Con l’allerta rossa, il 59,8% è favorevole alla Dad - Il sondaggio ha affrontato anche un’altra possibile soluzione: sospendere le normali lezioni in presenza durante le giornate caratterizzate da un’allerta rossa per il caldo. Il riferimento è alla decisione del sindaco di Palermo, Roberto Lagalla, che prevede per le scuole comunali la possibilità di rimanere chiuse o adottare modalità alternative, come la didattica a distanza, in presenza di un'allerta rossa. Anche in questo caso prevalgono i favorevoli, sebbene con una maggioranza meno ampia: 239 docenti su 400, il 59,8%, si sono detti d’accordo con il ricorso alla Dad in queste circostanze. I contrari sono 161, pari al 40,3%.

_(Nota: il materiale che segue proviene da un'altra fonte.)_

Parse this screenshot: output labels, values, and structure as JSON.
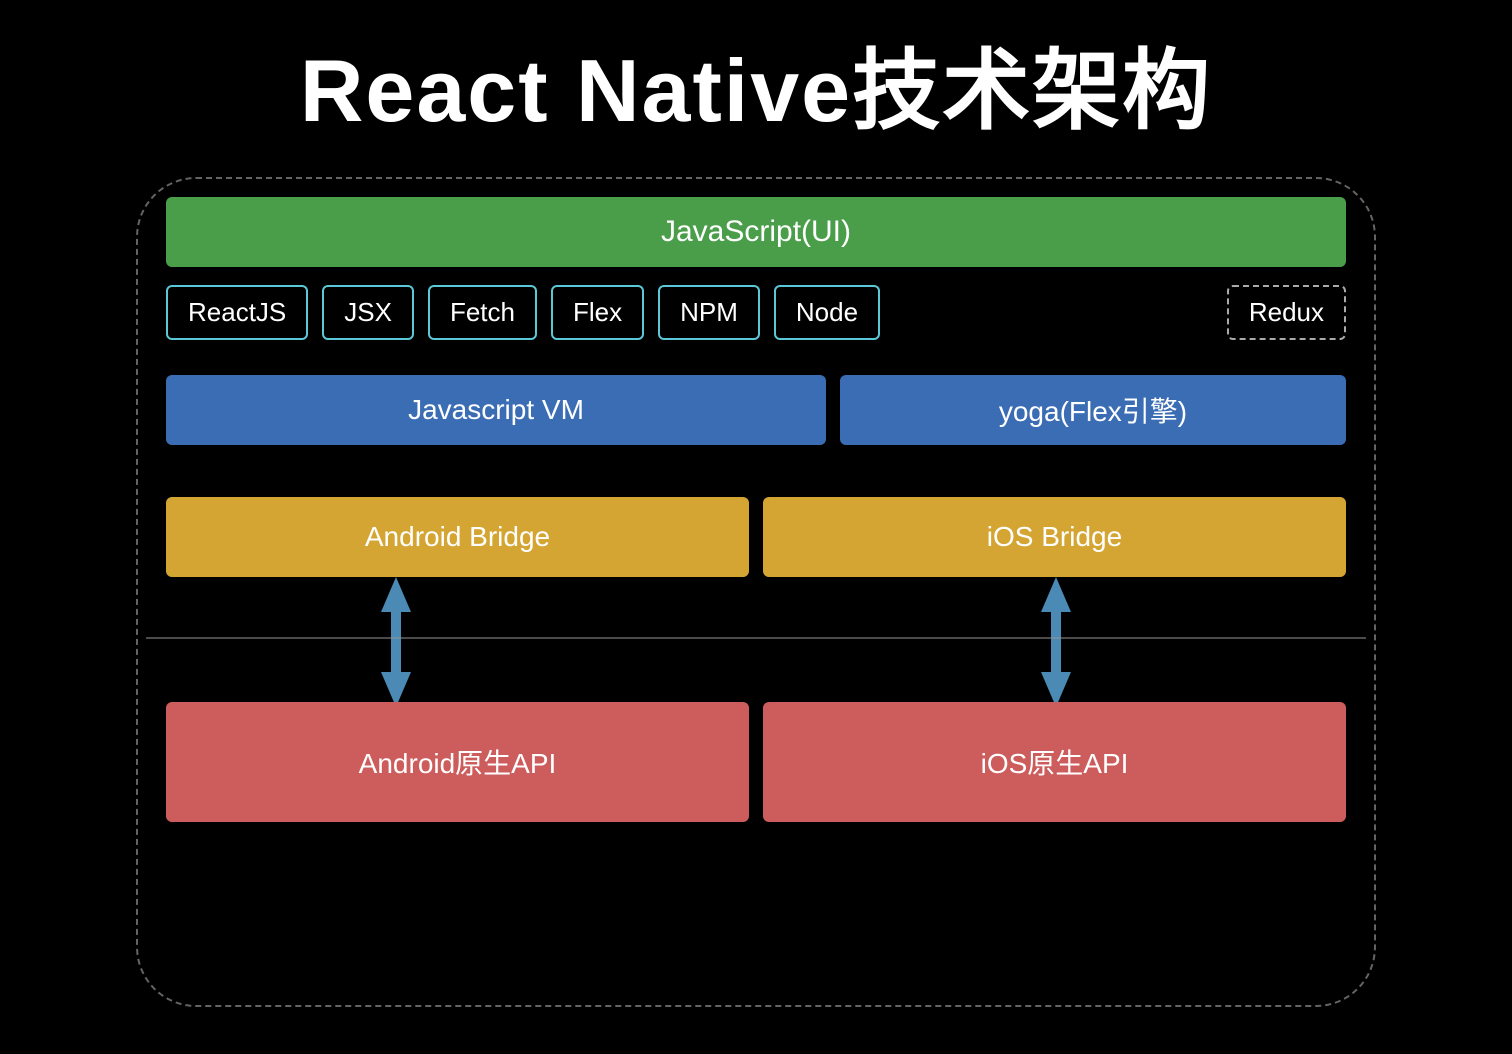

Per raffrescare le scuole sono stati stanziati 20 milioni - Sul problema delle temperature nelle aule è intervenuto anche il ministero dell’Istruzione e del Merito. A inizio settembre il ministro Giuseppe Valditara ha annunciato 20 milioni di euro destinati alle scuole per apparecchi e dispositivi di raffrescamento. Secondo i calcoli riportati da La Tecnica della Scuola, però, lo stanziamento corrisponderebbe a circa 50 euro per classe, mentre dotare un’aula di condizionatori può richiedere una spesa di alcune migliaia di euro. Per questo sarebbe necessario anche l’intervento degli enti locali.
Resta poi l’ostacolo del calendario. La normativa prevede infatti 200 giorni di lezione, un vincolo che il ministro Valditara ha definito un paletto da rispettare. Il presidente nazionale Anief, Marcello Pacifico, ha ricordato però che il numero dei giorni può essere ridotto tramite ordinanze dei sindaci in presenza di circostanze eccezionali legate anche alla tutela della salute, come accaduto a Palermo. Nel frattempo, la proposta di spostare il rientro fino al 1° ottobre è arrivata anche attraverso una petizione lanciata da una docente delle superiori della Campania e diventata popolare online.
Per ora, dunque, il ritorno a scuola a ottobre rimane un’ipotesi. Ma il risultato del sondaggio fotografa un orientamento piuttosto chiaro tra gli insegnanti che hanno partecipato: davanti ad aule che spesso non dispongono di sistemi di raffrescamento, per molti il calendario scolastico non è più un elemento intoccabile.